In the midst of my hunger...
( bit.ly/imhungry88 )
I've been looking through more old footage, and stumbled across a little gem in this article:
http://www.irishcentral.com/story/news/periscope/-a-window-on-my-past-in-an-old-just-discovered-video----rolling-back-the-years-to-tipperary-ireland-1959---video-186920591.html
1959, in Tipperary!! My mum and Grandad would have been at this very music festival, just a short way up the road from where my parents would have grown up. My mum would have been 7 at the time! And they would have been in the crowds watching or even playing some of the instruments in the competitions taking place. My grandad was a well known fiddle player, and my mum used to play the tin whistle along with him, so no doubt they would have been heavily involved when the festival came to their home town.
Its very odd to look back at times when my mum would have been growing up. How different things were!! But its also a glimpse at my history. Music is a huge part of my life, and my families life, and it was events like this that started all that!
Not only that, but this traditional festival still happens every single year, in different parts of Ireland, and it's a festival that used to shape me and my siblings summer holidays every year. The last weekend in August would always mean a trip to a different Irish city to play and listen to music. When it returned to Tipperary years later, my sister even won the fiddle competition at 16!
Today is my mums birthday and I've sent her this video as a little gift!

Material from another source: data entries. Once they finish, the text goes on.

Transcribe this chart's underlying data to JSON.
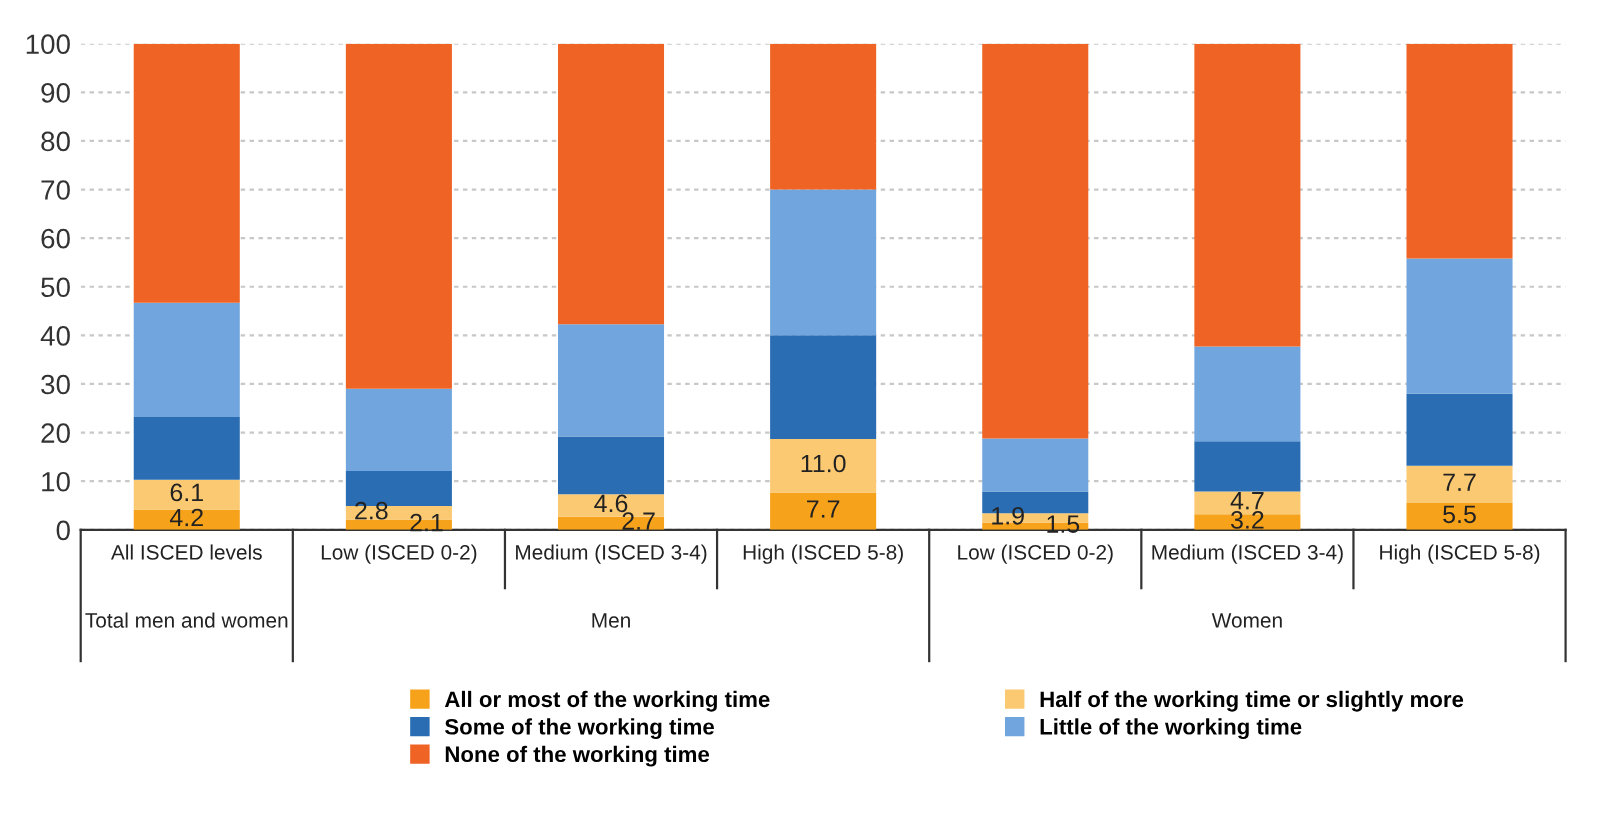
{
  "chart_data": {
    "type": "bar",
    "stacked": true,
    "categories": [
      "All ISCED levels",
      "Low (ISCED 0-2)",
      "Medium (ISCED 3-4)",
      "High (ISCED 5-8)",
      "Low (ISCED 0-2)",
      "Medium (ISCED 3-4)",
      "High (ISCED 5-8)"
    ],
    "series": [
      {
        "name": "All or most of the working time",
        "color": "#f7a21b",
        "values": [
          4.2,
          2.1,
          2.7,
          7.7,
          1.5,
          3.2,
          5.5
        ],
        "value_labels": [
          "4.2",
          "2.1",
          "2.7",
          "7.7",
          "1.5",
          "3.2",
          "5.5"
        ]
      },
      {
        "name": "Half of the working time or slightly more",
        "color": "#fbc972",
        "values": [
          6.1,
          2.8,
          4.6,
          11.0,
          1.9,
          4.7,
          7.7
        ],
        "value_labels": [
          "6.1",
          "2.8",
          "4.6",
          "11.0",
          "1.9",
          "4.7",
          "7.7"
        ]
      },
      {
        "name": "Some of the working time",
        "color": "#2a6db3",
        "values": [
          12.9,
          7.2,
          11.9,
          21.3,
          4.5,
          10.3,
          14.8
        ]
      },
      {
        "name": "Little of the working time",
        "color": "#70a6dd",
        "values": [
          23.5,
          16.9,
          23.1,
          30.0,
          10.9,
          19.5,
          27.8
        ]
      },
      {
        "name": "None of the working time",
        "color": "#ef6325",
        "values": [
          53.3,
          71.0,
          57.7,
          30.0,
          81.2,
          62.3,
          44.2
        ]
      }
    ],
    "annotations": [
      "Total men and women",
      "Men",
      "Women"
    ],
    "ylim": [
      0,
      100
    ],
    "yticks": [
      0,
      10,
      20,
      30,
      40,
      50,
      60,
      70,
      80,
      90,
      100
    ],
    "grid": "y",
    "legend": "bottom"
  }
}
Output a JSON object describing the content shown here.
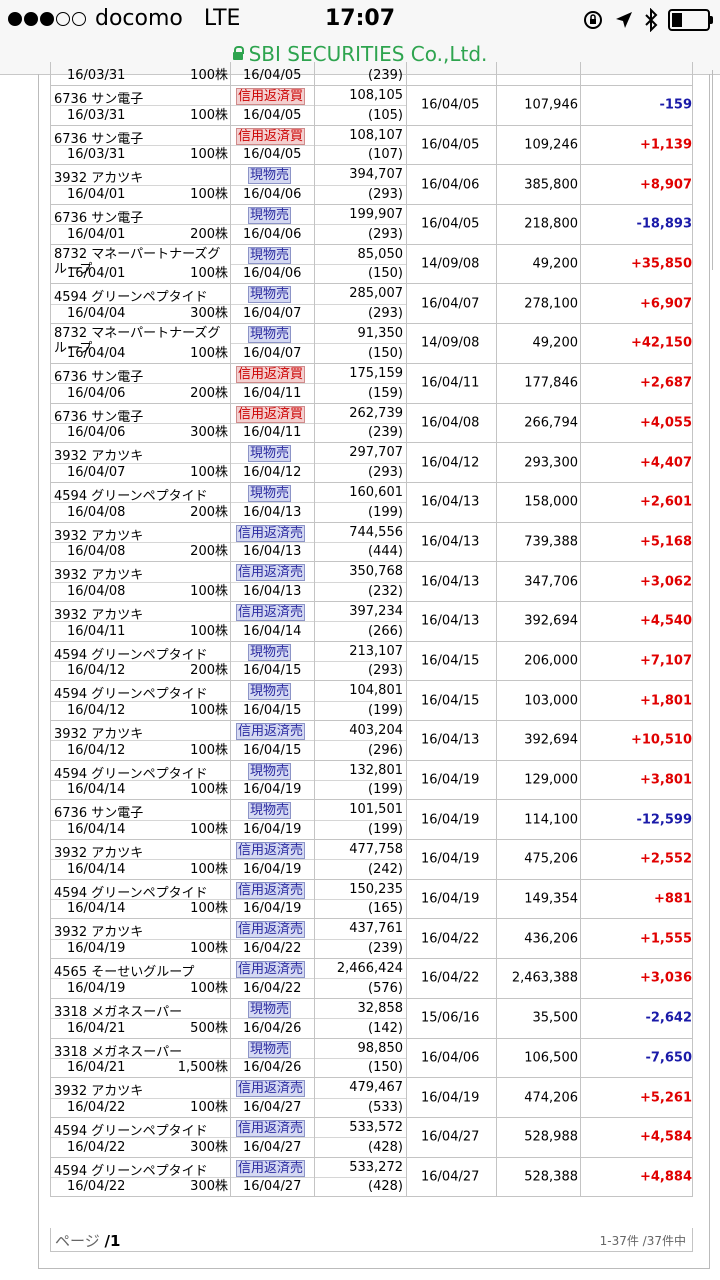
{
  "status": {
    "carrier": "docomo",
    "network": "LTE",
    "time": "17:07"
  },
  "url": {
    "site": "SBI SECURITIES Co.,Ltd."
  },
  "partial_row": {
    "buy_date": "16/03/31",
    "qty": "100株",
    "sell_date": "16/04/05",
    "fee": "(239)"
  },
  "rows": [
    {
      "name": "6736 サン電子",
      "buy_date": "16/03/31",
      "qty": "100株",
      "type": "信用返済買",
      "type_class": "kaimodoshi",
      "sell_date": "16/04/05",
      "amount": "108,105",
      "fee": "(105)",
      "acq_date": "16/04/05",
      "acq_price": "107,946",
      "pl": "-159",
      "sign": "neg"
    },
    {
      "name": "6736 サン電子",
      "buy_date": "16/03/31",
      "qty": "100株",
      "type": "信用返済買",
      "type_class": "kaimodoshi",
      "sell_date": "16/04/05",
      "amount": "108,107",
      "fee": "(107)",
      "acq_date": "16/04/05",
      "acq_price": "109,246",
      "pl": "+1,139",
      "sign": "pos"
    },
    {
      "name": "3932 アカツキ",
      "buy_date": "16/04/01",
      "qty": "100株",
      "type": "現物売",
      "type_class": "genbutsu",
      "sell_date": "16/04/06",
      "amount": "394,707",
      "fee": "(293)",
      "acq_date": "16/04/06",
      "acq_price": "385,800",
      "pl": "+8,907",
      "sign": "pos"
    },
    {
      "name": "6736 サン電子",
      "buy_date": "16/04/01",
      "qty": "200株",
      "type": "現物売",
      "type_class": "genbutsu",
      "sell_date": "16/04/06",
      "amount": "199,907",
      "fee": "(293)",
      "acq_date": "16/04/05",
      "acq_price": "218,800",
      "pl": "-18,893",
      "sign": "neg"
    },
    {
      "name": "8732 マネーパートナーズグループ",
      "wrap": true,
      "buy_date": "16/04/01",
      "qty": "100株",
      "type": "現物売",
      "type_class": "genbutsu",
      "sell_date": "16/04/06",
      "amount": "85,050",
      "fee": "(150)",
      "acq_date": "14/09/08",
      "acq_price": "49,200",
      "pl": "+35,850",
      "sign": "pos"
    },
    {
      "name": "4594 グリーンペプタイド",
      "buy_date": "16/04/04",
      "qty": "300株",
      "type": "現物売",
      "type_class": "genbutsu",
      "sell_date": "16/04/07",
      "amount": "285,007",
      "fee": "(293)",
      "acq_date": "16/04/07",
      "acq_price": "278,100",
      "pl": "+6,907",
      "sign": "pos"
    },
    {
      "name": "8732 マネーパートナーズグループ",
      "wrap": true,
      "buy_date": "16/04/04",
      "qty": "100株",
      "type": "現物売",
      "type_class": "genbutsu",
      "sell_date": "16/04/07",
      "amount": "91,350",
      "fee": "(150)",
      "acq_date": "14/09/08",
      "acq_price": "49,200",
      "pl": "+42,150",
      "sign": "pos"
    },
    {
      "name": "6736 サン電子",
      "buy_date": "16/04/06",
      "qty": "200株",
      "type": "信用返済買",
      "type_class": "kaimodoshi",
      "sell_date": "16/04/11",
      "amount": "175,159",
      "fee": "(159)",
      "acq_date": "16/04/11",
      "acq_price": "177,846",
      "pl": "+2,687",
      "sign": "pos"
    },
    {
      "name": "6736 サン電子",
      "buy_date": "16/04/06",
      "qty": "300株",
      "type": "信用返済買",
      "type_class": "kaimodoshi",
      "sell_date": "16/04/11",
      "amount": "262,739",
      "fee": "(239)",
      "acq_date": "16/04/08",
      "acq_price": "266,794",
      "pl": "+4,055",
      "sign": "pos"
    },
    {
      "name": "3932 アカツキ",
      "buy_date": "16/04/07",
      "qty": "100株",
      "type": "現物売",
      "type_class": "genbutsu",
      "sell_date": "16/04/12",
      "amount": "297,707",
      "fee": "(293)",
      "acq_date": "16/04/12",
      "acq_price": "293,300",
      "pl": "+4,407",
      "sign": "pos"
    },
    {
      "name": "4594 グリーンペプタイド",
      "buy_date": "16/04/08",
      "qty": "200株",
      "type": "現物売",
      "type_class": "genbutsu",
      "sell_date": "16/04/13",
      "amount": "160,601",
      "fee": "(199)",
      "acq_date": "16/04/13",
      "acq_price": "158,000",
      "pl": "+2,601",
      "sign": "pos"
    },
    {
      "name": "3932 アカツキ",
      "buy_date": "16/04/08",
      "qty": "200株",
      "type": "信用返済売",
      "type_class": "henuri",
      "sell_date": "16/04/13",
      "amount": "744,556",
      "fee": "(444)",
      "acq_date": "16/04/13",
      "acq_price": "739,388",
      "pl": "+5,168",
      "sign": "pos"
    },
    {
      "name": "3932 アカツキ",
      "buy_date": "16/04/08",
      "qty": "100株",
      "type": "信用返済売",
      "type_class": "henuri",
      "sell_date": "16/04/13",
      "amount": "350,768",
      "fee": "(232)",
      "acq_date": "16/04/13",
      "acq_price": "347,706",
      "pl": "+3,062",
      "sign": "pos"
    },
    {
      "name": "3932 アカツキ",
      "buy_date": "16/04/11",
      "qty": "100株",
      "type": "信用返済売",
      "type_class": "henuri",
      "sell_date": "16/04/14",
      "amount": "397,234",
      "fee": "(266)",
      "acq_date": "16/04/13",
      "acq_price": "392,694",
      "pl": "+4,540",
      "sign": "pos"
    },
    {
      "name": "4594 グリーンペプタイド",
      "buy_date": "16/04/12",
      "qty": "200株",
      "type": "現物売",
      "type_class": "genbutsu",
      "sell_date": "16/04/15",
      "amount": "213,107",
      "fee": "(293)",
      "acq_date": "16/04/15",
      "acq_price": "206,000",
      "pl": "+7,107",
      "sign": "pos"
    },
    {
      "name": "4594 グリーンペプタイド",
      "buy_date": "16/04/12",
      "qty": "100株",
      "type": "現物売",
      "type_class": "genbutsu",
      "sell_date": "16/04/15",
      "amount": "104,801",
      "fee": "(199)",
      "acq_date": "16/04/15",
      "acq_price": "103,000",
      "pl": "+1,801",
      "sign": "pos"
    },
    {
      "name": "3932 アカツキ",
      "buy_date": "16/04/12",
      "qty": "100株",
      "type": "信用返済売",
      "type_class": "henuri",
      "sell_date": "16/04/15",
      "amount": "403,204",
      "fee": "(296)",
      "acq_date": "16/04/13",
      "acq_price": "392,694",
      "pl": "+10,510",
      "sign": "pos"
    },
    {
      "name": "4594 グリーンペプタイド",
      "buy_date": "16/04/14",
      "qty": "100株",
      "type": "現物売",
      "type_class": "genbutsu",
      "sell_date": "16/04/19",
      "amount": "132,801",
      "fee": "(199)",
      "acq_date": "16/04/19",
      "acq_price": "129,000",
      "pl": "+3,801",
      "sign": "pos"
    },
    {
      "name": "6736 サン電子",
      "buy_date": "16/04/14",
      "qty": "100株",
      "type": "現物売",
      "type_class": "genbutsu",
      "sell_date": "16/04/19",
      "amount": "101,501",
      "fee": "(199)",
      "acq_date": "16/04/19",
      "acq_price": "114,100",
      "pl": "-12,599",
      "sign": "neg"
    },
    {
      "name": "3932 アカツキ",
      "buy_date": "16/04/14",
      "qty": "100株",
      "type": "信用返済売",
      "type_class": "henuri",
      "sell_date": "16/04/19",
      "amount": "477,758",
      "fee": "(242)",
      "acq_date": "16/04/19",
      "acq_price": "475,206",
      "pl": "+2,552",
      "sign": "pos"
    },
    {
      "name": "4594 グリーンペプタイド",
      "buy_date": "16/04/14",
      "qty": "100株",
      "type": "信用返済売",
      "type_class": "henuri",
      "sell_date": "16/04/19",
      "amount": "150,235",
      "fee": "(165)",
      "acq_date": "16/04/19",
      "acq_price": "149,354",
      "pl": "+881",
      "sign": "pos"
    },
    {
      "name": "3932 アカツキ",
      "buy_date": "16/04/19",
      "qty": "100株",
      "type": "信用返済売",
      "type_class": "henuri",
      "sell_date": "16/04/22",
      "amount": "437,761",
      "fee": "(239)",
      "acq_date": "16/04/22",
      "acq_price": "436,206",
      "pl": "+1,555",
      "sign": "pos"
    },
    {
      "name": "4565 そーせいグループ",
      "buy_date": "16/04/19",
      "qty": "100株",
      "type": "信用返済売",
      "type_class": "henuri",
      "sell_date": "16/04/22",
      "amount": "2,466,424",
      "fee": "(576)",
      "acq_date": "16/04/22",
      "acq_price": "2,463,388",
      "pl": "+3,036",
      "sign": "pos"
    },
    {
      "name": "3318 メガネスーパー",
      "buy_date": "16/04/21",
      "qty": "500株",
      "type": "現物売",
      "type_class": "genbutsu",
      "sell_date": "16/04/26",
      "amount": "32,858",
      "fee": "(142)",
      "acq_date": "15/06/16",
      "acq_price": "35,500",
      "pl": "-2,642",
      "sign": "neg"
    },
    {
      "name": "3318 メガネスーパー",
      "buy_date": "16/04/21",
      "qty": "1,500株",
      "type": "現物売",
      "type_class": "genbutsu",
      "sell_date": "16/04/26",
      "amount": "98,850",
      "fee": "(150)",
      "acq_date": "16/04/06",
      "acq_price": "106,500",
      "pl": "-7,650",
      "sign": "neg"
    },
    {
      "name": "3932 アカツキ",
      "buy_date": "16/04/22",
      "qty": "100株",
      "type": "信用返済売",
      "type_class": "henuri",
      "sell_date": "16/04/27",
      "amount": "479,467",
      "fee": "(533)",
      "acq_date": "16/04/19",
      "acq_price": "474,206",
      "pl": "+5,261",
      "sign": "pos"
    },
    {
      "name": "4594 グリーンペプタイド",
      "buy_date": "16/04/22",
      "qty": "300株",
      "type": "信用返済売",
      "type_class": "henuri",
      "sell_date": "16/04/27",
      "amount": "533,572",
      "fee": "(428)",
      "acq_date": "16/04/27",
      "acq_price": "528,988",
      "pl": "+4,584",
      "sign": "pos"
    },
    {
      "name": "4594 グリーンペプタイド",
      "buy_date": "16/04/22",
      "qty": "300株",
      "type": "信用返済売",
      "type_class": "henuri",
      "sell_date": "16/04/27",
      "amount": "533,272",
      "fee": "(428)",
      "acq_date": "16/04/27",
      "acq_price": "528,388",
      "pl": "+4,884",
      "sign": "pos"
    }
  ],
  "footer": {
    "page_label": "ページ",
    "page_current": "/1",
    "count": "1-37件 /37件中"
  },
  "colors": {
    "profit": "#e00000",
    "loss": "#1a1aa8",
    "ssl_green": "#2ea44f"
  }
}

She speaks incredibly fondly of her trips with her dad to music festivals. She was the 'musical' one of her family of 6 siblings, which I think gave them a special bond, and its amazing to be able to look back on a time my grandad lived, and get a glimpse of the life of the man I never got to meet.
I'm proud that the musical tradition has passed down to all three of us. I might even pick up my violin today for a bit of a play!
Today is also the day I'm finally going to cut together some footage I have found, and cut it into a film. Its so important to be able to see our history, our historical influences, what has shaped our society and our lives, and appreciate it moreso because of that.
Lastly, the man who found the footage and posted the article, concluded it like this, after spotting his father on the stage:
"I sit in a New York office thousands of miles away and ponder the imponderable past. Oh to be able to step into that video, walk up to the man on the stage and introduce myself again."
And I feel the same about my grandad. However its not too late to appreciate what we DO still have... so I'm going to go and ring my mum and dad now, and pick their brains about every little detail when they were growing up... and in the future, I will certainly take my children to the Irish Music Festival (Fleadh Cheoil) in Ireland, and show them where it all began!